Dunkerque : de nouvelles mesures sont prises alors que l'épidémie s'aggrave

La situation sanitaire se dégrade brusquement dans le Dunkerquois, le taux d'incidence est désormais de 515 cas pour 100.000 habitants. La préfecture du Nord réagit et prend de nouvelles mesures, notamment dans les écoles, qui ne satisfont pas les maires de l'agglomération. 

L'aggravation de l'épidémie dans la ville de Jean Bart incite la préfecture du Nord à prendre de nouvelles mesures.
L'aggravation de l'épidémie dans la ville de Jean Bart incite la préfecture du Nord à prendre de nouvelles mesures. © Illustration - FREDERIK GILTAY

L'épidémie bondit ces derniers jours dans le Dunkerquois. Le taux d'incidence est désormais de 515 cas pour 100.000 habitants, deux fois plus que la moyenne du département.

Il n'était que de 384 la semaine dernière. La présence du variant anglais sur le territoire accélère les contaminations, selon la préfecture du Nord. Certaines communes comme Leffrinckoucke sont particulièrement touchées, le taux d'incidence y est à plus de 1000. 

À l'hôpital, la capacité d'accueil dans le service de réanimation de l'hôpital de Dunkerque est pleine et des malades sont transférés vers d'autres hôpitaux. 

 

Dunkerque : de nouvelles mesures sont prises alors que l'épidémie s'aggrave ©France 3 Nord Pas-de-Calais

L'inquiétude monte, à tel point que les maires de l'agglomération ont réclamé la fermeture des collèges et des lycées dès lundi, soit une semaine avant les vacances scolaires, pour freiner la dynamique de l'épidémie.

Une mesure que la préfecture n'a pas prise ce samedi, au grand dam des maires et en particulier de Patrice Vergriete, le maire de Dunkerque. 

"Horaires décalés" et plus de distanciel dans les écoles

La préfecture du Nord prévoit tout de même que dans les écoles maternelles et élémentaires, l'arrivée et la sortie des classes s'effectueront dès lundi en horaires décalés "afin d'éviter les attroupements aux abords des écoles".

De leur côté, les collèges et les lycées fonctionneront en mode mixte : alternant entre présentiel et distanciel. La préfecture précise que "chaque école et établissement informera les familles de l'organisation retenue". 

Plus de tests et de vaccins 

Alors qu'une campagne de dépistage est en cours dans plusieurs communes de l'agglomération, l'offre de tests et de vaccins sera renforcée, annonce la préfecture. "Un nouveau dispositif de médiateurs de 'lutte anti-Covid' va être déployé pour réaliser au même moment des tests, effectuer le contact tracing et délivrer des messages de prévention."

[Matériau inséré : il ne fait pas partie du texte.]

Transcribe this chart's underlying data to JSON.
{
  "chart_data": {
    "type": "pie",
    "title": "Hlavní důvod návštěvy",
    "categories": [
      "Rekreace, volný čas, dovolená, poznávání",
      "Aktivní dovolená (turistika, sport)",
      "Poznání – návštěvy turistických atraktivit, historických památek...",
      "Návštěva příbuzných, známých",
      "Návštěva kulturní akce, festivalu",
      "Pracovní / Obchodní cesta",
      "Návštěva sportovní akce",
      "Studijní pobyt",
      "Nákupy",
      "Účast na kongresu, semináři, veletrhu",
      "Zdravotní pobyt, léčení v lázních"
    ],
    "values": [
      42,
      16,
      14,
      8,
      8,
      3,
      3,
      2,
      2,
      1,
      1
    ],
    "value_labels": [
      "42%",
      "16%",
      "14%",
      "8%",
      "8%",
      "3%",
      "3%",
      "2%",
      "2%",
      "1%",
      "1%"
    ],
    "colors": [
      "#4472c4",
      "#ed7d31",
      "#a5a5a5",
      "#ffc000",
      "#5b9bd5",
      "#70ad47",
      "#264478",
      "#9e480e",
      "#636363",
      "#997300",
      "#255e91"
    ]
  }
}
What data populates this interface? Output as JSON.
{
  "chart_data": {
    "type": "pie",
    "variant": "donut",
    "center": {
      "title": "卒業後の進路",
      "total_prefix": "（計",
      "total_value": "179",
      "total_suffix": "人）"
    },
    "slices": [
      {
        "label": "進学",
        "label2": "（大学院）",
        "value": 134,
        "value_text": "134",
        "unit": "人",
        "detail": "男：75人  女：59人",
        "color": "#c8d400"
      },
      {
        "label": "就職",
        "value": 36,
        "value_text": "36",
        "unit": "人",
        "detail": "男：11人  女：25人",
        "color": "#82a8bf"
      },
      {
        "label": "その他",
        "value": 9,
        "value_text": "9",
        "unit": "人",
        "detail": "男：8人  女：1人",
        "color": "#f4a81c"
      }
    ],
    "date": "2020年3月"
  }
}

Le masque sera également obligatoire partout dans l'espace public, sur l'ensemble des communes du Dunkerquois, dès le dimanche 14 février. La préfecture veut renforcer les contrôles, notamment ceux réalisés aux frontières avec la Belgique et le Royaume-Uni. 

Enfin, la préfecture recommande "de limiter les déplacements vers et à l'extérieur de la CUD (communauté urbaine de Dunkerque : ndlr) et de la communauté de communes des Hauts de Flandres et de restreindre autant que possible ses contacts rapprochés à la sphère familiale". 

Des mesures jugées trop faibles par Patrice Vergriete

Ces mesures prises par l'Etat ne convainquent pas les maires de l'agglomération et en particulier le premier d'entre eux, Patrice Vergriete (PS), maire de Dunkerque.

Celui-ci réagit vivement : "les décisions de l'Etat (...) ne répondent en rien aux demandes que les maires ont formulées unanimement ces derniers jours. Elles ne sont pas adaptées à la réalité de notre territoireet manquent de pragmatisme local. Ces décisions sont un mauvais signal envoyé à nos soignants mais aussi à l'ensemble de la population dunkerquoise".